The NASA-funded study assessed how cosmic radiation would impact the astronauts throughout their trip in deep space. The effect of cosmic radiation on the human body has been a concern for the US space agency as it plans manned missions into deep space, such as one to a distant asteroid in 2021, and another to Mars in 2035.
Earth’s magnetic field usually keeps us, and those in low Earth orbit, safe from the perils of cosmic radiation. However, beyond Earth’s protective magnetic fields, space travelers are exposed to a constant barrage of radiation.

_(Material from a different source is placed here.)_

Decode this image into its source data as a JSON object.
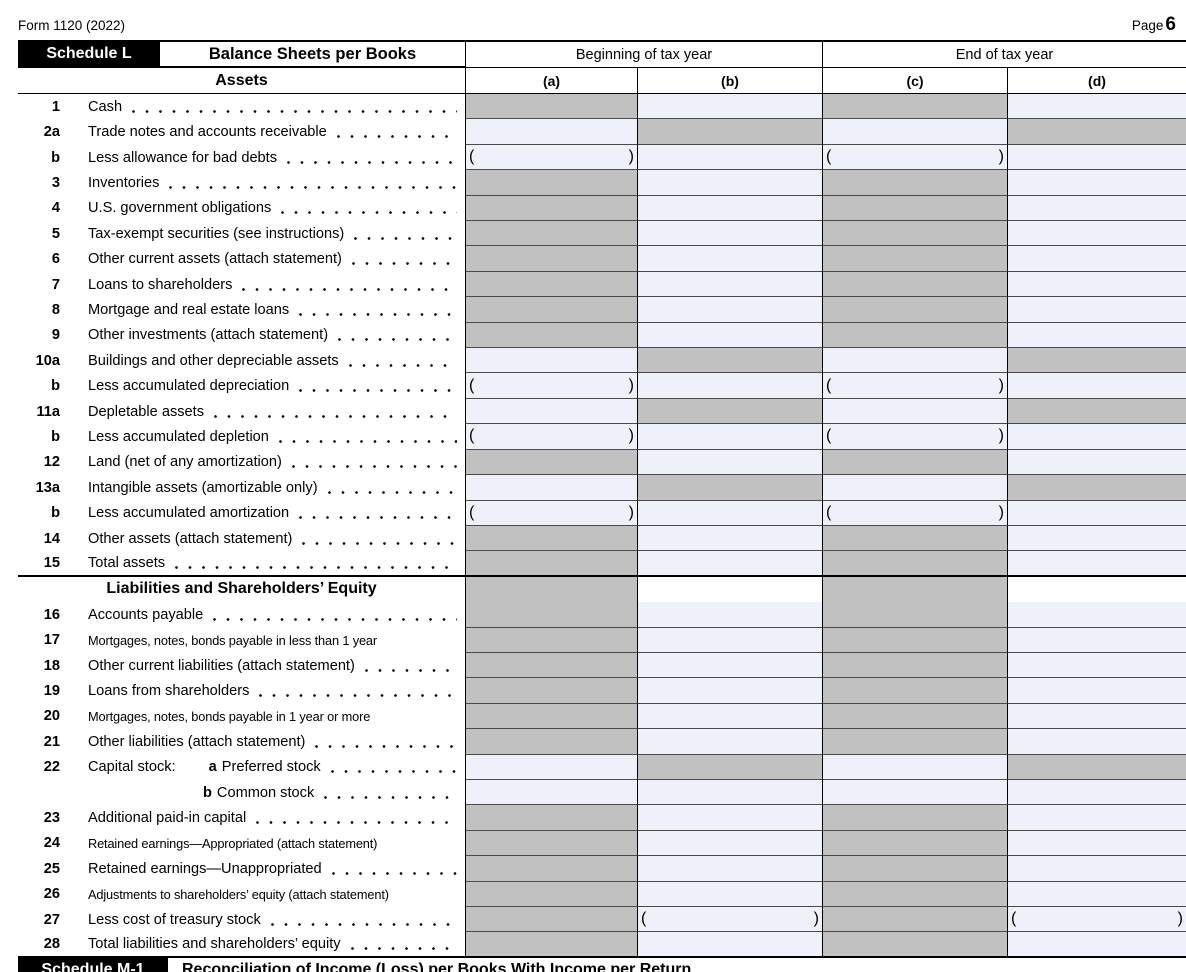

With adequate warning, such as in the case of solar flares, steps can be taken to protect astronauts from dangerous forms of radiation. However, other forms of cosmic radiation, which occur without warning, cannot be blocked as effectively.

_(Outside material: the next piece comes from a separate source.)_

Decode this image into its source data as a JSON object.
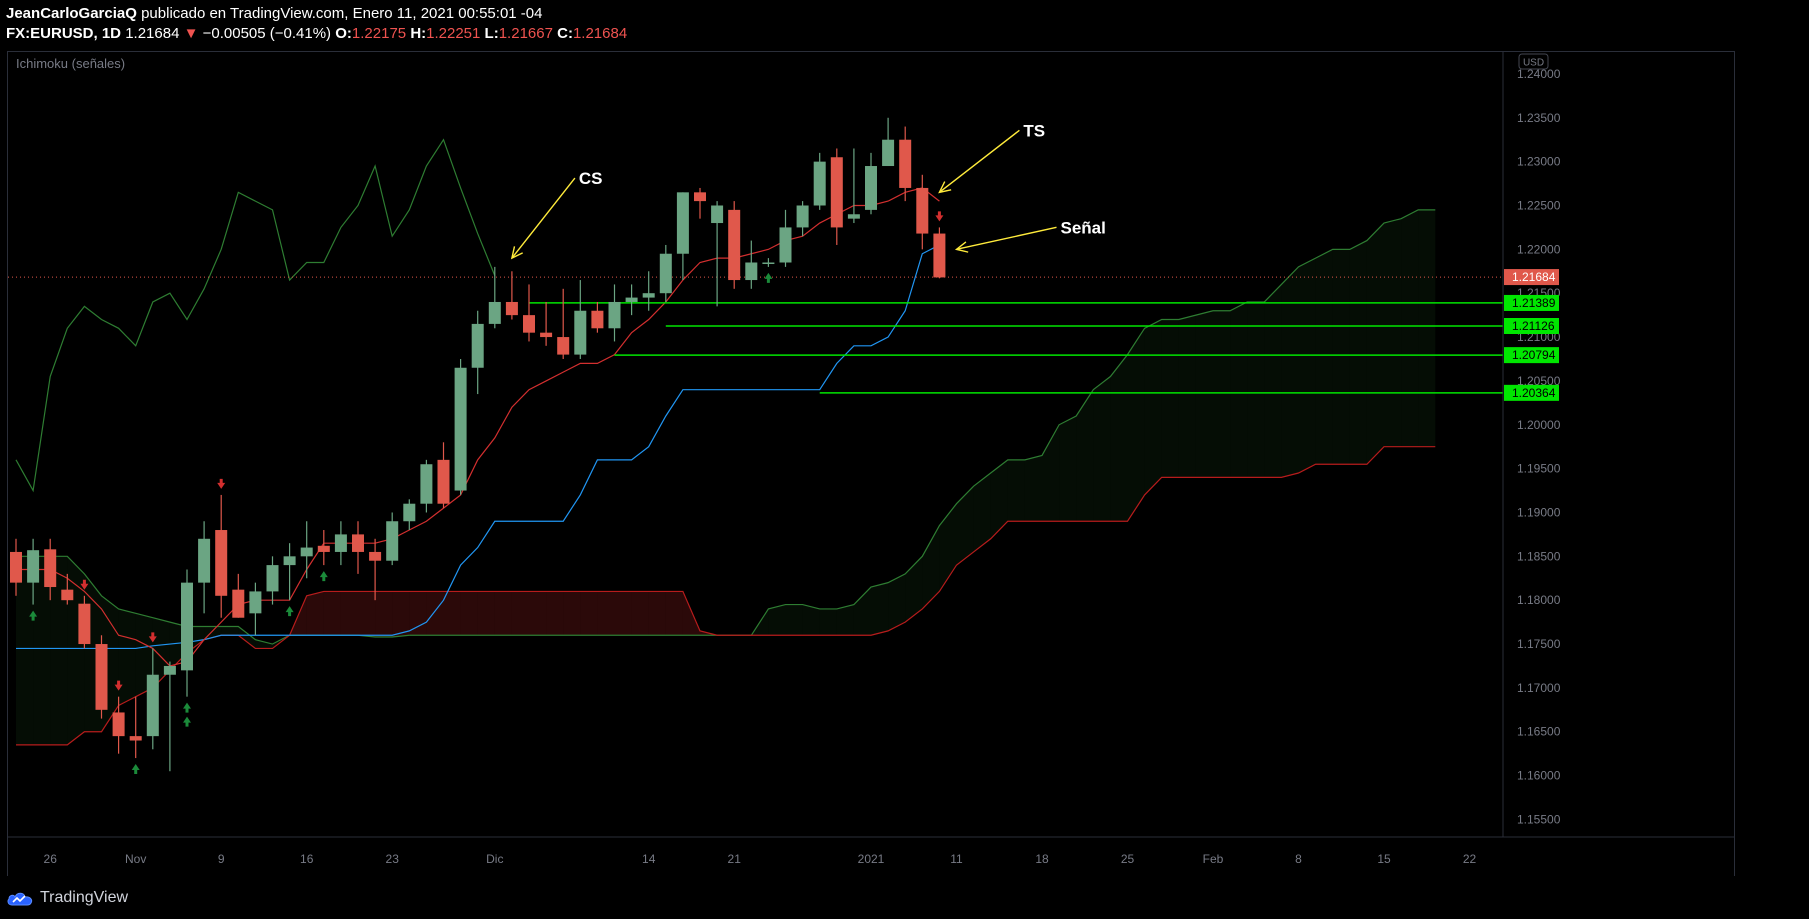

“Galactic cosmic radiation poses a significant threat to future astronauts,” said M. Kerry O’Banion, a professor in the University of Rochester Medical Center (URMC) and senior author of the study. “The possibility that radiation exposure in space may give rise to health problems such as cancer has long been recognized. However, this study shows for the first time that exposure to radiation levels equivalent to a mission to Mars could produce cognitive problems and speed up changes in the brain that are associated with Alzheimer’s disease.”
In the past, scientists studied the impact of cosmic radiation on a living being’s cardiovascular and musculoskeletal systems, as well as potential risks of contracting various forms of cancer.But the new study, published in PLOS ONE, examined the possible effects of space radiation on neurodegeneration, a gradual loss of brain structure or function.
For this study, researchers wanted to find out what role, if any, cosmic radiation plays in accelerating the biological and cognitive indicators of Alzheimer’s disease, especially in those predisposed to developing the illness.
They specifically wanted to learn more about the impact of radiation from high-mass, high-charged (HZE) particles, which come in many forms and travel through space with the force of exploding stars.
Instead of examining hydrogen protons, which are produced by solar flares, the researchers decided to study iron particles. They say HZE particles, such as iron, when combined with their high rate of speed, are able to go through solid objects, like a spacecraft’s walls and protective shielding.
“Because iron particles pack a bigger wallop, it is extremely difficult, from an engineering perspective, to effectively shield against them,” said O’Banion. “One would have to essentially wrap a spacecraft in a six-foot block of lead or concrete.”
The researchers exposed mice to various doses of radiation, including levels that would be similar to what astronauts would experience during deep space voyages.To evaluate the cognitive and biological impact of the radiation exposure, the mice were then put through a series of experiments in which they had to recall objects or specific locations. Researchers observed that the radiation- exposed mice were much more likely to fail these tests, suggesting neurological impairment, earlier than the symptoms would typically appear.
Along with symptoms of neurological damage, the researchers found that the mice’s brains also showed signs of vascular changes and had a greater than usual buildup of beta amyloid, the protein “plaque” that gathers in the brain and is one of the characteristics of Alzheimer’s Disease.
“These findings clearly suggest that exposure to radiation in space has the potential to accelerate the development of Alzheimer’s disease,” said O’Banion. “This is yet another factor that NASA, which is clearly concerned about the health risks to its astronauts, will need to take into account as it plans future missions.”